Tezkiretü'l-Evliyâ’nın yazarı Ferîdüddin Attâr’ın hayatını okumuştum. Orada ticaretle meşgul olan hep bildiğimiz cinsten bir tüccarmış, bir insanmış. Ama bir gün bir derviş gelmiş, bir konuşma yapmış dükkanın da, çok hikmetli sözler söylemiş. Bu da tabii küçümsemiş karşısındaki dervişi.
"Ya sen bu söylediklerini yapabilir misin?

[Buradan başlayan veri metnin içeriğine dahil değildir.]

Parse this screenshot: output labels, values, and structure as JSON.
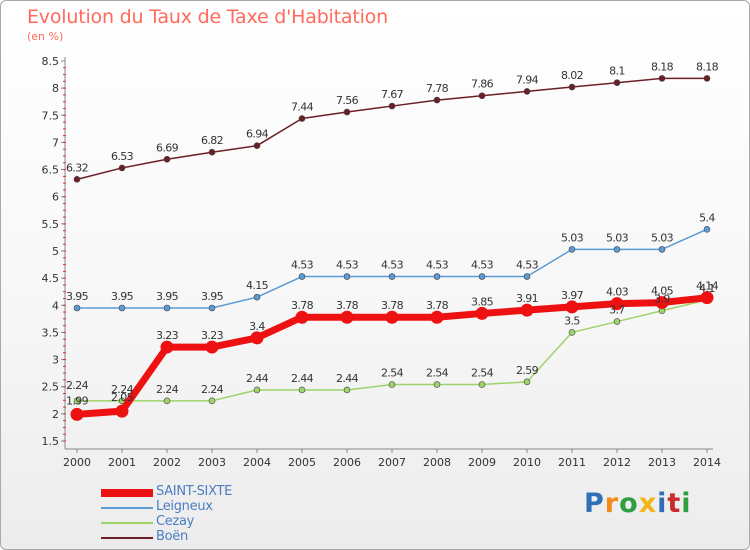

Bana söylüyorsun ama yapabilir misin?" demiş.
"Yaparım, Allah’ın izniyle yaparım." demiş. Yumuşak yumuşak "yaparım" demiş.
"Hadi yap bakalım."
Yere yatmış, elini başının altına koymuş, Eşhedü en lâ ilâhe illallâh ve eşhedü enne Muhammeden abdühü ve resûlühü demiş, ruhunu teslim etmiş. Ne nasihat ettiğini kitap yazmıyor ama, şu hale bak! Ne kadar hazır.
Halbuki Azrail bizim karşımıza gelse mühlet almaya çalışırız. "Ya işim vardı yarım kaldı, bilmem şunu yapacaktım, bunu edecektim." filan deriz. Ama o hemen hazır.
Kader. Yani kim bilir nerede nasıl öleceğiz, kaç yaşında öleceğiz, ne türlü öleceğiz, ne hal üzere öleceğiz?
Allah iyi hal üzere, salih bir kul olarak çok elem, keder, ıstırap çektirmeden emanetini alsın. Bizi ölümün zorluklarına maruz bırakmasın. Ölümün, bazı insanlar için çok zorlukları olabilir. Bazısı için çok kolay olur da, elini başının altına koyup da “Eşhedü en lâ ilâhe illallâh” deyip de öbür tarafa geçivermek. Bir âlemden öteki âleme hemen geçivermek. Öylesi de olur, başka türlüsü de olur. Allahu Teâlâ Hazretleri iman selametliği nasip etsin, hazır olmak lazım.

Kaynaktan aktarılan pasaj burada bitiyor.